Y la joven cayó de rodillas, anegada en llanto, a los pies de su amante. Ángela amaba con todo su corazón. Sentía en su alma esa pasión que parece como el amanecer de la vida. Cuando amamos y volvemos los ojos al tiempo que fue, nos parece imposible que hayamos podido vivir sin amar. Padecemos mucho en estas tormentosas pasiones, y preferimos el padecimiento al hielo de la indiferencia. Así, el amor llena, como la atmósfera, el espíritu, y sonríe como el sol en la inteligencia. Al través de sus rayos, el alma ve el mundo y adivina el cielo. Es el amor puro origen de grandes virtudes. La vida corre como una fuente murmuradora, límpida, que hace brotar flores y retrata en sus cristales el azul del cielo. ¿Cómo es posible enturbiar ni empañar el claro espejo donde se mira el ser que amamos? El alma enamorada se hermosea para recibir en su seno, como en un templo, el ser misterioso que ama, ese idolatrado ser en quien ponemos todas las perfecciones.

Hasta por egoísmo, el alma enamorada ama la virtud; tiene en sí la virtud fuerza santificante. No sólo hermosea el espíritu, sino también se transparenta en el cuerpo. Es como una luz que anima los ojos, que tiñe de eterna serenidad la frente. Y el alma enamorada ama la virtud como la vida. Después, el amor infinito imprime una tristeza inmensa en el alma.
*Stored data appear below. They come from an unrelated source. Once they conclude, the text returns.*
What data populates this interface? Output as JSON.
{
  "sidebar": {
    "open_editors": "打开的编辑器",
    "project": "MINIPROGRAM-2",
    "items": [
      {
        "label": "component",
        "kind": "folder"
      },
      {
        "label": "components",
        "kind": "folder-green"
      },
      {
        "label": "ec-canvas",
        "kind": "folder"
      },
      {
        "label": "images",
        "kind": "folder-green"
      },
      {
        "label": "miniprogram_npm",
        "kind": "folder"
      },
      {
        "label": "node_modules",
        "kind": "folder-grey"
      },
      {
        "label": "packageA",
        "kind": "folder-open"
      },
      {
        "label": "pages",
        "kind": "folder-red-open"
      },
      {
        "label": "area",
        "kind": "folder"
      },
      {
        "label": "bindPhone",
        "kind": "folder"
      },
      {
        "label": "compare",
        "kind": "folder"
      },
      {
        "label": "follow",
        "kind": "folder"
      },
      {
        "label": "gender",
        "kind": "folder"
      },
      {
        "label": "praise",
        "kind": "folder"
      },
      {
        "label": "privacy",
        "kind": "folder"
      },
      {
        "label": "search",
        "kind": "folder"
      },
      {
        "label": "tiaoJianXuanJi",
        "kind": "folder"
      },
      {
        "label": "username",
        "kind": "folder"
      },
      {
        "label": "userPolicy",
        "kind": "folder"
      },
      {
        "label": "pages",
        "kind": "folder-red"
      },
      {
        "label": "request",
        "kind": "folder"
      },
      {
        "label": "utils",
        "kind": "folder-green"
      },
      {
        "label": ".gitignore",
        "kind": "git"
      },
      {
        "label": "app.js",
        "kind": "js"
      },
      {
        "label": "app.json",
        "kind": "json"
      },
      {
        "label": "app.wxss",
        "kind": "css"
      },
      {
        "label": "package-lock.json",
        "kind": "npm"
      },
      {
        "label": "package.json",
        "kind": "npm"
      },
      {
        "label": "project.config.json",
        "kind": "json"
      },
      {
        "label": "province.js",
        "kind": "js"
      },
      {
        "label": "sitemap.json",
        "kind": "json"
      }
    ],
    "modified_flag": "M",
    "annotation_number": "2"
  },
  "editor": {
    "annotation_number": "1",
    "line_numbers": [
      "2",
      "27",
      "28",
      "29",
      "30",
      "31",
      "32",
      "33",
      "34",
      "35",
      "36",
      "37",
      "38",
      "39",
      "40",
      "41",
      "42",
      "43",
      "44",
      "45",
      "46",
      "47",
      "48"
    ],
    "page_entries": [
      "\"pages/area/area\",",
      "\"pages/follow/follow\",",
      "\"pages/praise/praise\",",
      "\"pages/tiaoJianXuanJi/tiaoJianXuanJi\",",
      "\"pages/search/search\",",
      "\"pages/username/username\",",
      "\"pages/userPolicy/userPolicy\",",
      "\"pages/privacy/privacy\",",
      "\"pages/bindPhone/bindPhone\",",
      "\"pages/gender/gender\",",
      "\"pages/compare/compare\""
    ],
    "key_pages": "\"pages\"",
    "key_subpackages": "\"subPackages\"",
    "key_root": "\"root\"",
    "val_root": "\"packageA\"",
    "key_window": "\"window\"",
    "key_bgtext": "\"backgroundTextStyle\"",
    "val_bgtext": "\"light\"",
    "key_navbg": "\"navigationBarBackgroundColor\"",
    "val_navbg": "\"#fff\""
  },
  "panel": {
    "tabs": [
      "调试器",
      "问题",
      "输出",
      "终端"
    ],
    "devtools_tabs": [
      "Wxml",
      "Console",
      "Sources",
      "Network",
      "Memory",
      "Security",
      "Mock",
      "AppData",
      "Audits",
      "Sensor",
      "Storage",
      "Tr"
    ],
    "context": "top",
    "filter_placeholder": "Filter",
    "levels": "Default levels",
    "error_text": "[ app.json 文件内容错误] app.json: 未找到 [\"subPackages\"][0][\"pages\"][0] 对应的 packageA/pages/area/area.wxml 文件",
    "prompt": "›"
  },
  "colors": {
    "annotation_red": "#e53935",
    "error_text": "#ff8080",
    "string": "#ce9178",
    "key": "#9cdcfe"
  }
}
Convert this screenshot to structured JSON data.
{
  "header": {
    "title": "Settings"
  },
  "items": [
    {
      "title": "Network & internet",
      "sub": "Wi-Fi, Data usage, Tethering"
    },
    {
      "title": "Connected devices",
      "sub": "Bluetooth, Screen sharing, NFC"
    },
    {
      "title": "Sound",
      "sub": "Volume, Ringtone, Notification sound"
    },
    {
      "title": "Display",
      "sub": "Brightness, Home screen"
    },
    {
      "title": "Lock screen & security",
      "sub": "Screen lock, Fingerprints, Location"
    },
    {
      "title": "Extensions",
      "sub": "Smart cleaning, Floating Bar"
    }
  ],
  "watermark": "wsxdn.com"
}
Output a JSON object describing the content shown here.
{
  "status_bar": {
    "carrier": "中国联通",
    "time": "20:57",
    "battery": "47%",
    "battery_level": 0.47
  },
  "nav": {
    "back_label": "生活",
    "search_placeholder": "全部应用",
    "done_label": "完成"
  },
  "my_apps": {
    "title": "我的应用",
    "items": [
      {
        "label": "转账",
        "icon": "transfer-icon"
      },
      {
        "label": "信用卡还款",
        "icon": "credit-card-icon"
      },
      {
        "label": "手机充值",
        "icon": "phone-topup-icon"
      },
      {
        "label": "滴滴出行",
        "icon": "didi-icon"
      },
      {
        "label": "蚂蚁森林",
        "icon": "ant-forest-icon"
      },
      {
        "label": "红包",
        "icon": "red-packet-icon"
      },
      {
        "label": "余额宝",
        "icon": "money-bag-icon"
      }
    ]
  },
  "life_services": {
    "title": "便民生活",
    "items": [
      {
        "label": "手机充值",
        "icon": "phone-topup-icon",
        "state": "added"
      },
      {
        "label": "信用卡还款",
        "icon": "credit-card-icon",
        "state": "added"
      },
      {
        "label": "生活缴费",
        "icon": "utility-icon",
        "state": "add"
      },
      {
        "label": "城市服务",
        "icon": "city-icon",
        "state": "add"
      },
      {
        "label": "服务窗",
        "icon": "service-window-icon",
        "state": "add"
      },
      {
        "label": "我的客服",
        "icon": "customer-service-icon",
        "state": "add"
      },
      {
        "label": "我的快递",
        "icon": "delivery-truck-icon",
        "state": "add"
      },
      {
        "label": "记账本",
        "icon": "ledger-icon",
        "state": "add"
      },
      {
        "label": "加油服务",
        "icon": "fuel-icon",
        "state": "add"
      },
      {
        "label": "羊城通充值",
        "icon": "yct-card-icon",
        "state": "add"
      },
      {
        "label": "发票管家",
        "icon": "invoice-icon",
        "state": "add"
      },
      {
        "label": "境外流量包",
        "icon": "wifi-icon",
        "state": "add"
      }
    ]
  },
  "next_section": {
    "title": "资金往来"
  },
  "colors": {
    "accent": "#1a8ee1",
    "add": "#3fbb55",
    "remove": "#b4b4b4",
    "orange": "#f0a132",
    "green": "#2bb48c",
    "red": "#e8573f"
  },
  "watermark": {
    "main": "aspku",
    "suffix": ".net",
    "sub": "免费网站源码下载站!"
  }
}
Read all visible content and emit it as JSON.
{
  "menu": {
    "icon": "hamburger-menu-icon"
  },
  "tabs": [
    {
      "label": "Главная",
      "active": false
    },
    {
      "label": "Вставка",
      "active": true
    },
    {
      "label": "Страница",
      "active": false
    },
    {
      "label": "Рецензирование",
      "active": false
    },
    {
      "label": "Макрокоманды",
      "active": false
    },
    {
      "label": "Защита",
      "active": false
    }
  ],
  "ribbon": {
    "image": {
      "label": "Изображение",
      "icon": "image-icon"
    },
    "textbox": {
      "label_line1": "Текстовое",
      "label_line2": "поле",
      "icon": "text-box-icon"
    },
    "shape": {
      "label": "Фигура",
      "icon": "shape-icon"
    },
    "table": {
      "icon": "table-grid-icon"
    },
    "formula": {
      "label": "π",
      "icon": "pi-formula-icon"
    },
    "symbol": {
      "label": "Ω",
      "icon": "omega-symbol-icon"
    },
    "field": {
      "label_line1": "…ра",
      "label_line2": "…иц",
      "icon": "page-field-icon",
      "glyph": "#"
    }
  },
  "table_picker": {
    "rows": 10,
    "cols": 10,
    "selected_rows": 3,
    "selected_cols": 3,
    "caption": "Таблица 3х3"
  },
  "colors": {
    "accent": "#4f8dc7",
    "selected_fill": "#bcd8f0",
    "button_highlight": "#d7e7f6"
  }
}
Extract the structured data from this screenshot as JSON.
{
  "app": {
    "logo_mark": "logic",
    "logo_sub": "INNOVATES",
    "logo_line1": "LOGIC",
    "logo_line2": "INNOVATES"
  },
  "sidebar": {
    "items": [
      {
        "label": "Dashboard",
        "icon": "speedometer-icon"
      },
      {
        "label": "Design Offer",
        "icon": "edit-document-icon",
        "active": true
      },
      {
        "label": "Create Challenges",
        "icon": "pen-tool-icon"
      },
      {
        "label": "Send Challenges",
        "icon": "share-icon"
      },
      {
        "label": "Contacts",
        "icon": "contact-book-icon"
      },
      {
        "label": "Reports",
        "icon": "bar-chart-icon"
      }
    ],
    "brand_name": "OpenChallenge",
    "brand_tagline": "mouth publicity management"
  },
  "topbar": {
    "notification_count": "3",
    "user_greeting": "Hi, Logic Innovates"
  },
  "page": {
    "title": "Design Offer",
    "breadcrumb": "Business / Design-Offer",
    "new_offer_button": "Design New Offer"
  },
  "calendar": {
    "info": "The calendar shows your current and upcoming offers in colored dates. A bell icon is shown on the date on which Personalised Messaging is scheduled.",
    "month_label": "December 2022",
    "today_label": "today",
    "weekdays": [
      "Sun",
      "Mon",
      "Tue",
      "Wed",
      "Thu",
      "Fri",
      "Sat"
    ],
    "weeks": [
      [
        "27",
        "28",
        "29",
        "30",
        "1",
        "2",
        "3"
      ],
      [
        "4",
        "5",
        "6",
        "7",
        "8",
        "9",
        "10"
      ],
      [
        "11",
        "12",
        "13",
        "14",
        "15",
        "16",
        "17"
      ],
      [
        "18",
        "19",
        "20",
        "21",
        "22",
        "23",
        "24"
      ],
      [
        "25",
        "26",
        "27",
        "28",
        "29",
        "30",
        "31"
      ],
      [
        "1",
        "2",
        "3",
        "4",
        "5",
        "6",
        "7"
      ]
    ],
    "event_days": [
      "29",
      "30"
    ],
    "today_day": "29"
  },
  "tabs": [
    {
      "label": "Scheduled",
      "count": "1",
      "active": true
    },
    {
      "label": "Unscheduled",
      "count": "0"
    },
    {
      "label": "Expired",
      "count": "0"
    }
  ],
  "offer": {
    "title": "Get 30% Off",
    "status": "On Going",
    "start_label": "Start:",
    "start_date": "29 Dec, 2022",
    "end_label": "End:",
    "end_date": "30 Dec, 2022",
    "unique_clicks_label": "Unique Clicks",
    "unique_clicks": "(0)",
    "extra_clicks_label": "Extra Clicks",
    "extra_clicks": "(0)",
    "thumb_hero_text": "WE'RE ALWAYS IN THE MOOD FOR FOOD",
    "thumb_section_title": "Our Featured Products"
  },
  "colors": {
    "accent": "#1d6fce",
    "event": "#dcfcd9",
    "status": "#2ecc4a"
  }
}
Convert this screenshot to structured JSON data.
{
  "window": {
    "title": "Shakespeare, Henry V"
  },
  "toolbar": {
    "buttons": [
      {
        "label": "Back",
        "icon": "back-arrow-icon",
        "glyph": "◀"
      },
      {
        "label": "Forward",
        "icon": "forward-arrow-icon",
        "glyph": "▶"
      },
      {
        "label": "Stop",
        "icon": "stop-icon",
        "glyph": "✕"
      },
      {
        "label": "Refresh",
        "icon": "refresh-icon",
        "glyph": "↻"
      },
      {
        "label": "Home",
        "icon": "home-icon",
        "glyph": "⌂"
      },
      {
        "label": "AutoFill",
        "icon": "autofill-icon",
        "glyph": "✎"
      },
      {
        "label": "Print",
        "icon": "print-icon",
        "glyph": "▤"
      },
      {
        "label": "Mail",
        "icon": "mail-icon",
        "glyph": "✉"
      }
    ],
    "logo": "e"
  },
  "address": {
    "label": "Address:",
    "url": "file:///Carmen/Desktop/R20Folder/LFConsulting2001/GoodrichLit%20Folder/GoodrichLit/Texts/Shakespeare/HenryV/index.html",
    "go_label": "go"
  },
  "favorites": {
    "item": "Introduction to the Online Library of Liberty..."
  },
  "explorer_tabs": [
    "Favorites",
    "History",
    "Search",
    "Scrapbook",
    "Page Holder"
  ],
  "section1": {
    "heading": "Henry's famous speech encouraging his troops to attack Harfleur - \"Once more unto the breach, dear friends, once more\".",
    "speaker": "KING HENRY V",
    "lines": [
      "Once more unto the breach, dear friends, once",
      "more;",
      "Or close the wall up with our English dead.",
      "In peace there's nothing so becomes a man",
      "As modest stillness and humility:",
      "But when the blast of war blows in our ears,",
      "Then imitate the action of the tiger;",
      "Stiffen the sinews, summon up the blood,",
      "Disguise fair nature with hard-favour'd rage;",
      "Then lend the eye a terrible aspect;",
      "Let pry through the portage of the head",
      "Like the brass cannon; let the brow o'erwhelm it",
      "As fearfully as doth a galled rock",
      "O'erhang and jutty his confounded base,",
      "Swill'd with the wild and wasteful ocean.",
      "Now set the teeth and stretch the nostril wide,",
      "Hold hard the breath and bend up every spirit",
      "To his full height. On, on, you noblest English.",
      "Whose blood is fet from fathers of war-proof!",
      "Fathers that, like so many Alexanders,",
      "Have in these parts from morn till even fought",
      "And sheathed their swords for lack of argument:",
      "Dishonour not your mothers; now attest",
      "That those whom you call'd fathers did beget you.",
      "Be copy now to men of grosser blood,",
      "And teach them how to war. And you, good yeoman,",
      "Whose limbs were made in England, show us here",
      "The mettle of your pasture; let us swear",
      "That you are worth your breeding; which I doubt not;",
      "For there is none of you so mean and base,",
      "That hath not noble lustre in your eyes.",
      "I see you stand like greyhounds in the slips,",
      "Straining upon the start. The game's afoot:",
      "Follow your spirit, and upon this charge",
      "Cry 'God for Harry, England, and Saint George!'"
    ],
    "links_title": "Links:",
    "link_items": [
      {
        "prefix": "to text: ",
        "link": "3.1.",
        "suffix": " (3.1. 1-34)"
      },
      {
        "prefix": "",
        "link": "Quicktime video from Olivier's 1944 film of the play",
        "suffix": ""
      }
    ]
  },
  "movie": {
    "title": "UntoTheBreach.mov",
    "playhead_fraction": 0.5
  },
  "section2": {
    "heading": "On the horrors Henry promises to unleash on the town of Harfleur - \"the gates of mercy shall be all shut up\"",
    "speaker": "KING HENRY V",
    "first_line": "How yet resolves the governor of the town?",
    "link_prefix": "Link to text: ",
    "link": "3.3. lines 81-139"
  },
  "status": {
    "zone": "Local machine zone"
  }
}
Parece imposible que sea dado encerrar tanto amor en la tierra, y el espíritu abre sus alas y vuela, surcando los espacios infinitos, al cielo. Desgraciados son, en verdad, los que no han amado nunca. Ellos no pueden comprender ni sentir la dulce poesía del dolor. Ellos no han nacido para ser felices. Lágrimas ardientes, suspiros ahogados, horas de tristeza, infinitas dudas, temores, todo cuanto de triste y lastimoso da de sí el amor, todo es santo y todo es bueno; porque el sentimiento, como la idea, nos testifican que vivimos. ¿Puede haber nada más doloroso que vivir en la insensibilidad? ¡Oh! Es el más grande y más temible de todos los castigos.